Mas Temer é também o substituto imediato de Dilma em caso de impeachment, o que poderá acontecer entre Abril e Maio. Se a destituição for aprovada por dois terços da Câmara dos Deputados, seguirá para o Senado e, se for aprovada aí, Dilma será afastada da Presidência por 180 dias enquanto o julgamento decorre. Temer assume o cargo. Temer não compareceu na reunião da direcção do seu partido.

A decisão culmina uma semana de manobras de bastidores, negociações e retaliações, de um lado e do outro. Tanto o PMDB, que está com os olhos postos num governo pós-impeachment, quanto o Palácio do Planalto passaram os últimos dias tentando arregimentar apoios em troca da promessa de cargos. Alguns ministros do PMDB (como Kátia Abreu, ministra da Agricultura) manifestaram posições contrárias à do seu partido, criticando a forma como o impeachment está a ser conduzido. Com 69 deputados, o PMDB é o partido com maior representação parlamentar. A sua saída do Governo fragiliza ainda mais a base de apoio de Dilma, que precisa de pelo menos de 171 votos na Câmara dos Deputados para travar o impeachment e que está longe de atingir esse patamar. As últimas estimativas atribuíam-lhe entre 100 e 130 votos.

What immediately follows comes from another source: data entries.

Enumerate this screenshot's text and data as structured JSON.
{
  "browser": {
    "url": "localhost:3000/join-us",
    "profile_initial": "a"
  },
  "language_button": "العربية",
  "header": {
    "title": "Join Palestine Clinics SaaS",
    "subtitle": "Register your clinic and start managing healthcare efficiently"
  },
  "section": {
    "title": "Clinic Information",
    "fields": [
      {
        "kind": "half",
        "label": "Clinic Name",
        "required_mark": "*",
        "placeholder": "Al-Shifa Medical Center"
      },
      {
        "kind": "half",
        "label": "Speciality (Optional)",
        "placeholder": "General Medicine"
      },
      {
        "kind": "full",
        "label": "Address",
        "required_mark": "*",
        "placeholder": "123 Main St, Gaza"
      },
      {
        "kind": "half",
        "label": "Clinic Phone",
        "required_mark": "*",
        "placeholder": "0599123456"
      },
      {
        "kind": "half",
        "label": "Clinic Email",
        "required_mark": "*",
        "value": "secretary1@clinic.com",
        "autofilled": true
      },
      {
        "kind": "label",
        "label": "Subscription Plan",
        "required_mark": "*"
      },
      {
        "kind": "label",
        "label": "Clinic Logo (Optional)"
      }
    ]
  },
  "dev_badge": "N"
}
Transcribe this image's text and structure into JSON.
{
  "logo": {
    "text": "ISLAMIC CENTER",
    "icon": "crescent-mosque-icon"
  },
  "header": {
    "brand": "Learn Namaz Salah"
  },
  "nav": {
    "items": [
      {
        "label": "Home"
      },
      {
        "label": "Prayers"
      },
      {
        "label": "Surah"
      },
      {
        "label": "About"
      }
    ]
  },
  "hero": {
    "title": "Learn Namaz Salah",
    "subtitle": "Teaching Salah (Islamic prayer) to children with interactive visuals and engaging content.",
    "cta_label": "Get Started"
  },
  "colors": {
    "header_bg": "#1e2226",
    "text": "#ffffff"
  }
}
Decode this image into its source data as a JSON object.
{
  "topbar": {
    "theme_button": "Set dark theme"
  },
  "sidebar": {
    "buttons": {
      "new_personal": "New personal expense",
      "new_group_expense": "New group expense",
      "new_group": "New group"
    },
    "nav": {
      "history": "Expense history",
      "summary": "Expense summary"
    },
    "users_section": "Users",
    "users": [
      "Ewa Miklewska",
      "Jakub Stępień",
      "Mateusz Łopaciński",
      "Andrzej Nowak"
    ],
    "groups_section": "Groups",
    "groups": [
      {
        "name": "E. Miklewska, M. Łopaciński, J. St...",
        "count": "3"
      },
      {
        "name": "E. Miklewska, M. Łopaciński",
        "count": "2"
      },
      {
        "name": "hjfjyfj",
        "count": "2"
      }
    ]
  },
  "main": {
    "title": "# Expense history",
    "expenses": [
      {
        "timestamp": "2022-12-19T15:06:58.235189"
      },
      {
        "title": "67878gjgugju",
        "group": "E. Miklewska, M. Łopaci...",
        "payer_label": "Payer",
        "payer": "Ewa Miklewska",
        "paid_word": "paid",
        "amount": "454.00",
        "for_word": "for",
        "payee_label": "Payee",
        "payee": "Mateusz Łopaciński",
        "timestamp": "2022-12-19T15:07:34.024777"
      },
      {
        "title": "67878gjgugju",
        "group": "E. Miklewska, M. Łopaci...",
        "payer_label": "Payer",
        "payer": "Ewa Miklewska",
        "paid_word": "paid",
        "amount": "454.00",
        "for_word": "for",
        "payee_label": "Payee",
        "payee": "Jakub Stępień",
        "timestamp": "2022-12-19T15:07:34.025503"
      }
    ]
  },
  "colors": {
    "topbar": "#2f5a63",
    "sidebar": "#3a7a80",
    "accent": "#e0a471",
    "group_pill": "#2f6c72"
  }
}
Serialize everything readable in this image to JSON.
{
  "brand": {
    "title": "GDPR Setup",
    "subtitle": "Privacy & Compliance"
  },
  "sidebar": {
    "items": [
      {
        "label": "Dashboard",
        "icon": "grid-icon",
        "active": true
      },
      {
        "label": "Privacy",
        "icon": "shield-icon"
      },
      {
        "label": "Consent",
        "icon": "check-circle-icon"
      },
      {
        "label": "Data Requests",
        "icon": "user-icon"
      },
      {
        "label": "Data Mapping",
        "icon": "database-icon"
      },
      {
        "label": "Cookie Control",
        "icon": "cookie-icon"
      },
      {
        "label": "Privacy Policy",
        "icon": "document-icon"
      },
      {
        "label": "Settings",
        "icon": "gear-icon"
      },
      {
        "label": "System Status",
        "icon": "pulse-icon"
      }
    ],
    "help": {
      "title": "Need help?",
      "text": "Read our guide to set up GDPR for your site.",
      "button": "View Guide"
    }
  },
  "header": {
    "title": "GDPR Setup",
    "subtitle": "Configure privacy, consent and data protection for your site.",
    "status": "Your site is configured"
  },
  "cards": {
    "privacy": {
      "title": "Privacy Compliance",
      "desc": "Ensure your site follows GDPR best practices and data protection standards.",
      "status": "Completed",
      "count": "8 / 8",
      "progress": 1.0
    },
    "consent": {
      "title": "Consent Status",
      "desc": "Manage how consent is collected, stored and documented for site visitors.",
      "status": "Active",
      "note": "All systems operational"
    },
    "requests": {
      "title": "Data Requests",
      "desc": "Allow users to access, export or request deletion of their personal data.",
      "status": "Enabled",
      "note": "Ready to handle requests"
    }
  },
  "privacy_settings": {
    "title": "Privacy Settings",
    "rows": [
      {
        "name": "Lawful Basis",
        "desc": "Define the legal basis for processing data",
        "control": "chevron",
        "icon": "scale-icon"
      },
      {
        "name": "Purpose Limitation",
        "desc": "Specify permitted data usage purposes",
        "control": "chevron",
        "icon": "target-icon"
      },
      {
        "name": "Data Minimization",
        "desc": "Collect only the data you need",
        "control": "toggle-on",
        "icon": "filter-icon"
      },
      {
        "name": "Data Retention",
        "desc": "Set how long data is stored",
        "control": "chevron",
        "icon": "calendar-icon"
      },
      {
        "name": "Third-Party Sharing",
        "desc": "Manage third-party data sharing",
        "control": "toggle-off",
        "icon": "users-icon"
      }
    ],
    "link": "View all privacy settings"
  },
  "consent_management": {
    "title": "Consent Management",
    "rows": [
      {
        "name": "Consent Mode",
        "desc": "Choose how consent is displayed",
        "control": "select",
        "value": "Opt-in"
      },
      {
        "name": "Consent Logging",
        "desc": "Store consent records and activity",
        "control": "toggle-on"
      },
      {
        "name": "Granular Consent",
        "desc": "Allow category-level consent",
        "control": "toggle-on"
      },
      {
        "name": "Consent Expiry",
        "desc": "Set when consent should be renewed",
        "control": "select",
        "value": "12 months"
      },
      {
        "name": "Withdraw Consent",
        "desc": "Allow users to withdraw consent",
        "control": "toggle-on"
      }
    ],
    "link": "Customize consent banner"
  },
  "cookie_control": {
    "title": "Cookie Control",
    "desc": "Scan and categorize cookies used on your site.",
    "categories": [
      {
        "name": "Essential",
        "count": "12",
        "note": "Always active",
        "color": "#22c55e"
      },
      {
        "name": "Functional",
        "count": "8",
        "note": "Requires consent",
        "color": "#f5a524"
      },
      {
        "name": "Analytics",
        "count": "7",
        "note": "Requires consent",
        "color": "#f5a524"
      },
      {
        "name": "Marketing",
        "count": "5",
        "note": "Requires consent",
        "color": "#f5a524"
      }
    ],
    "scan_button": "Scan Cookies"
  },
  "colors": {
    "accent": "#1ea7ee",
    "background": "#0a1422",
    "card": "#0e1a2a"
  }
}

Segundo a Globonews, citando assessores do Planalto, Dilma pondera cancelar uma viagem oficial aos EUA, marcada para esta quarta-feira, até porque na sua ausência do país, quem assume o cargo é o vice-presidente Michel Temer. Na segunda-feira, o líder do governo no Senado, Humberto Costa, do PT, fez um ultimato: Temer “será o próximo a cair” se o impeachment for aprovado.